For instance, the awesome Argentinean artist Hyuro has taken to the streets of Atlanta as part of the Living Walls project, which commissions artists to paint vibrant murals throughout the city. This year, the Living Walls project decided to invite only women to paint murals, providing a very welcome breath of fresh air from the macho culture that pervades street art – or at least mainstream street art.

For her mural, Hyuro painted a series of images depicting a nude woman on a wall surrounding the old General Motors building in Atlanta, which has one of the nation’s highest foreclosure rates.

Hyuro Atlanta mural 1

Hyuro Atlanta image 2

The mural has been criticized as pornographic and “going too far” in its depiction of full frontal female nudity. But the striking nudity and narrative told through the series of images has a more important effect.

Last week, Sady Doyle described what she calls a new type of feminist power, wielded through the use of vulnerability and the female confession. In speaking on the powerful nature of vulnerability and confession, Doyle says:

It’s tempting to view this as apolitical. It doesn’t hit any NOW or NARAL talking points. The narrators don’t typically spend their weekends raising funds for Planned Parenthood. They spend approximately zero time listing reasons not to vote for Romney.

[Instead] Women are describing psychic pain—and psychiatric diagnoses—without bothering to wonder whether they sound weak or hysterical. Women are describing sex, and not just physical positions: They are charting every emotional and social contortion required of them as women. This is daring and necessary because (like consciousness-raising or Riot Grrrl before it) it shamelessly reclaims ‘acting like a girl.’

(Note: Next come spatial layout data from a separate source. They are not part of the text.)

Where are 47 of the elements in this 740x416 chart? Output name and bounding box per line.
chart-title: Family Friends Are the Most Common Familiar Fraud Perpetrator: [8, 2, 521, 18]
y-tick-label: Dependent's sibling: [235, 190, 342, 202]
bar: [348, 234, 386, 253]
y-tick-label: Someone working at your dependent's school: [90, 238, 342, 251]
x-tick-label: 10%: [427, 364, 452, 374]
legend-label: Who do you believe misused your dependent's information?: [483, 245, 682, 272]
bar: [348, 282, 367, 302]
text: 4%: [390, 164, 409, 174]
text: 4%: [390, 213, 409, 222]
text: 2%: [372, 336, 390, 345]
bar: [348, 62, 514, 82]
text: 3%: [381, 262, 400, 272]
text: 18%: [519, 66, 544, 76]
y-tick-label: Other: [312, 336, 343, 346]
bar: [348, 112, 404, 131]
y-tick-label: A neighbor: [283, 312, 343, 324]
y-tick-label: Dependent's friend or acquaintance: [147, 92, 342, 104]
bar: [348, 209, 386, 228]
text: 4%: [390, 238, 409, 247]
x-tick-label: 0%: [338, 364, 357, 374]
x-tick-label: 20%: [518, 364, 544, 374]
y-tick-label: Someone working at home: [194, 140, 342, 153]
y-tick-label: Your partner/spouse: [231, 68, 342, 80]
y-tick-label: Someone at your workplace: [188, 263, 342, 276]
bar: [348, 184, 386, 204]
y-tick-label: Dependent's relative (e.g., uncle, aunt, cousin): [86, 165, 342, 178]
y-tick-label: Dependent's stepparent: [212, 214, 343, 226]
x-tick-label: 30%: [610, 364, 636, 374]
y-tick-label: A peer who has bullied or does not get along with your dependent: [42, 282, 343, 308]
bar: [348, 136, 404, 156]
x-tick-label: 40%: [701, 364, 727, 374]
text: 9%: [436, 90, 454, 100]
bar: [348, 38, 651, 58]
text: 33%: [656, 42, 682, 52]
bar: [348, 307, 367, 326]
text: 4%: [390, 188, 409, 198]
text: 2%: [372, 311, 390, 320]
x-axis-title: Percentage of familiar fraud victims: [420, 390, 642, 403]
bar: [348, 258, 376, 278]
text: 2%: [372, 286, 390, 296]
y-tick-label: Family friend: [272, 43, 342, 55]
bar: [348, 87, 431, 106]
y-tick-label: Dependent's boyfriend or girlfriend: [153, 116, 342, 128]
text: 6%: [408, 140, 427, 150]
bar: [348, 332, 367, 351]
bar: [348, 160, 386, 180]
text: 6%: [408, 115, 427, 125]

Hyuro’s mural fits squarely into the type of feminist speech described by Doyle. The solemn looking woman in Hyuro’s mural, who appears first naked, then covered by a furry outer layer, then naked again as she takes it off, tells a story, a confession of a part of her that needed shedding. The woman is vulnerable as she stands stark naked after discarding her fur.

And Hyuro’s painting itself is a kind of confession. Her depiction of a naked woman shedding her outer layer in the middle of a city is a personal statement made public, a confession through art.

In this way, Hyuro’s mural demonstrates that street art is a powerful and fitting arena in which women can make the personal public, and through vulnerability and confession reclaim their feminine identity. The nature of public art seems particularly fitting for feminist art and political expression, as it continues a long tradition of making the personal public and political.